As of 2007, there were 23.6 million military veterans living in the United States. The same 2007 census reported that 6 million of those veterans living in the United States were disabled, a sad reality of war [source: Info Please]. According to those statistics, one in four veterans is disabled, and while the majority of them are over the age of 65, many younger soldiers have been added to that list since 2007 as the wars in Afghanistan and Iraq continue.
As you can imagine, returning from war with a disability can be an incredibly difficult transition --but you have the ability to make this transition easier. Many disabled veterans suffer from Post-Traumatic Stress Disorder, a disorder that's generally developed after a terrifying event in which the victim is subjected to extreme physical harm or a life-threatening situation [source: NIMH]. In these cases, it's best to seek out professional help to deal with the problem at hand, but you can do your part by lending an ear and spending time with disabled veterans who may just need someone to talk to.

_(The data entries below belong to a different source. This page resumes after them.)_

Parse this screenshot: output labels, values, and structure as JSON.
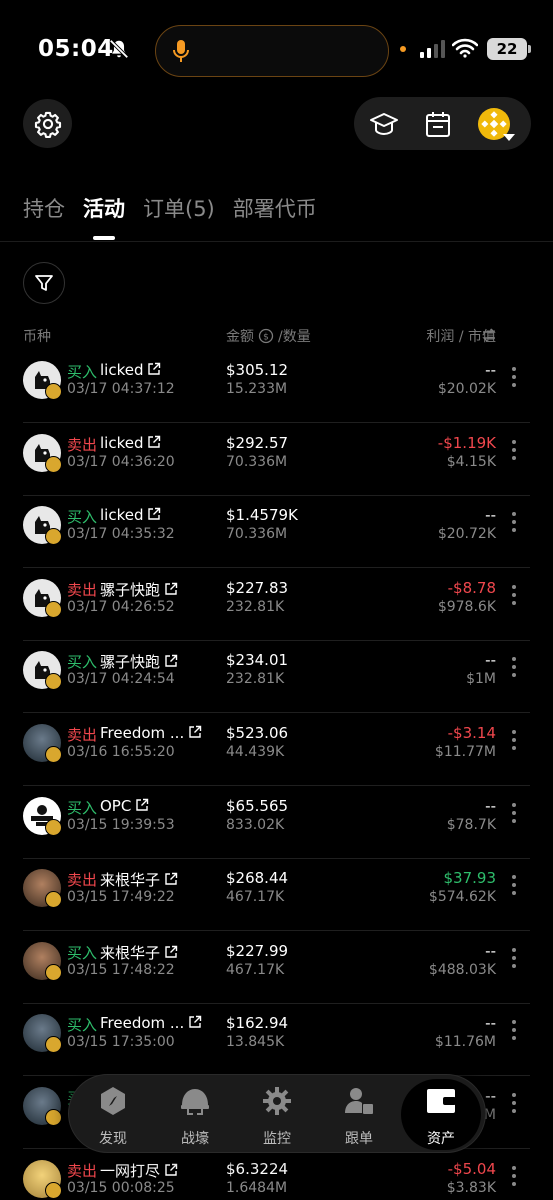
{
  "status_bar": {
    "time": "05:04",
    "battery": "22"
  },
  "tabs": [
    {
      "label": "持仓",
      "active": false
    },
    {
      "label": "活动",
      "active": true
    },
    {
      "label": "订单(5)",
      "active": false
    },
    {
      "label": "部署代币",
      "active": false
    }
  ],
  "columns": {
    "coin": "币种",
    "amount": "金额",
    "quantity": "/数量",
    "profit_mcap": "利润 / 市值"
  },
  "rows": [
    {
      "side": "买入",
      "type": "buy",
      "name": "licked",
      "datetime": "03/17 04:37:12",
      "amount": "$305.12",
      "quantity": "15.233M",
      "profit": "--",
      "profit_type": "none",
      "mcap": "$20.02K"
    },
    {
      "side": "卖出",
      "type": "sell",
      "name": "licked",
      "datetime": "03/17 04:36:20",
      "amount": "$292.57",
      "quantity": "70.336M",
      "profit": "-$1.19K",
      "profit_type": "neg",
      "mcap": "$4.15K"
    },
    {
      "side": "买入",
      "type": "buy",
      "name": "licked",
      "datetime": "03/17 04:35:32",
      "amount": "$1.4579K",
      "quantity": "70.336M",
      "profit": "--",
      "profit_type": "none",
      "mcap": "$20.72K"
    },
    {
      "side": "卖出",
      "type": "sell",
      "name": "骡子快跑",
      "datetime": "03/17 04:26:52",
      "amount": "$227.83",
      "quantity": "232.81K",
      "profit": "-$8.78",
      "profit_type": "neg",
      "mcap": "$978.6K"
    },
    {
      "side": "买入",
      "type": "buy",
      "name": "骡子快跑",
      "datetime": "03/17 04:24:54",
      "amount": "$234.01",
      "quantity": "232.81K",
      "profit": "--",
      "profit_type": "none",
      "mcap": "$1M"
    },
    {
      "side": "卖出",
      "type": "sell",
      "name": "Freedom ...",
      "datetime": "03/16 16:55:20",
      "amount": "$523.06",
      "quantity": "44.439K",
      "profit": "-$3.14",
      "profit_type": "neg",
      "mcap": "$11.77M"
    },
    {
      "side": "买入",
      "type": "buy",
      "name": "OPC",
      "datetime": "03/15 19:39:53",
      "amount": "$65.565",
      "quantity": "833.02K",
      "profit": "--",
      "profit_type": "none",
      "mcap": "$78.7K"
    },
    {
      "side": "卖出",
      "type": "sell",
      "name": "来根华子",
      "datetime": "03/15 17:49:22",
      "amount": "$268.44",
      "quantity": "467.17K",
      "profit": "$37.93",
      "profit_type": "pos",
      "mcap": "$574.62K"
    },
    {
      "side": "买入",
      "type": "buy",
      "name": "来根华子",
      "datetime": "03/15 17:48:22",
      "amount": "$227.99",
      "quantity": "467.17K",
      "profit": "--",
      "profit_type": "none",
      "mcap": "$488.03K"
    },
    {
      "side": "买入",
      "type": "buy",
      "name": "Freedom ...",
      "datetime": "03/15 17:35:00",
      "amount": "$162.94",
      "quantity": "13.845K",
      "profit": "--",
      "profit_type": "none",
      "mcap": "$11.76M"
    },
    {
      "side": "买入",
      "type": "buy",
      "name": "",
      "datetime": "",
      "amount": "",
      "quantity": "",
      "profit": "--",
      "profit_type": "none",
      "mcap": "M"
    },
    {
      "side": "卖出",
      "type": "sell",
      "name": "一网打尽",
      "datetime": "03/15 00:08:25",
      "amount": "$6.3224",
      "quantity": "1.6484M",
      "profit": "-$5.04",
      "profit_type": "neg",
      "mcap": "$3.83K"
    }
  ],
  "nav": [
    {
      "label": "发现",
      "icon": "compass-icon"
    },
    {
      "label": "战壕",
      "icon": "helmet-icon"
    },
    {
      "label": "监控",
      "icon": "monitor-gear-icon"
    },
    {
      "label": "跟单",
      "icon": "copy-trade-icon"
    },
    {
      "label": "资产",
      "icon": "wallet-icon",
      "active": true
    }
  ],
  "colors": {
    "buy": "#2ebd6b",
    "sell": "#f0474d",
    "badge": "#d9a72e"
  }
}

Those veterans suffering physical injury may need help achieving daily goals that many of us take for granted, such as grocery shopping and taking out the garbage. We can all make a difference by volunteering our help with these everyday chores. On top of that, those who own businesses can make a huge impact by hiring disabled veterans. There are also a number of grants set aside to help disabled veterans, particularly for education [source: Accessible]. Often times, the application process necessary to receive these grants is long and arduous, but the payoff is well worth it. You can help these men and women by assisting them with the process.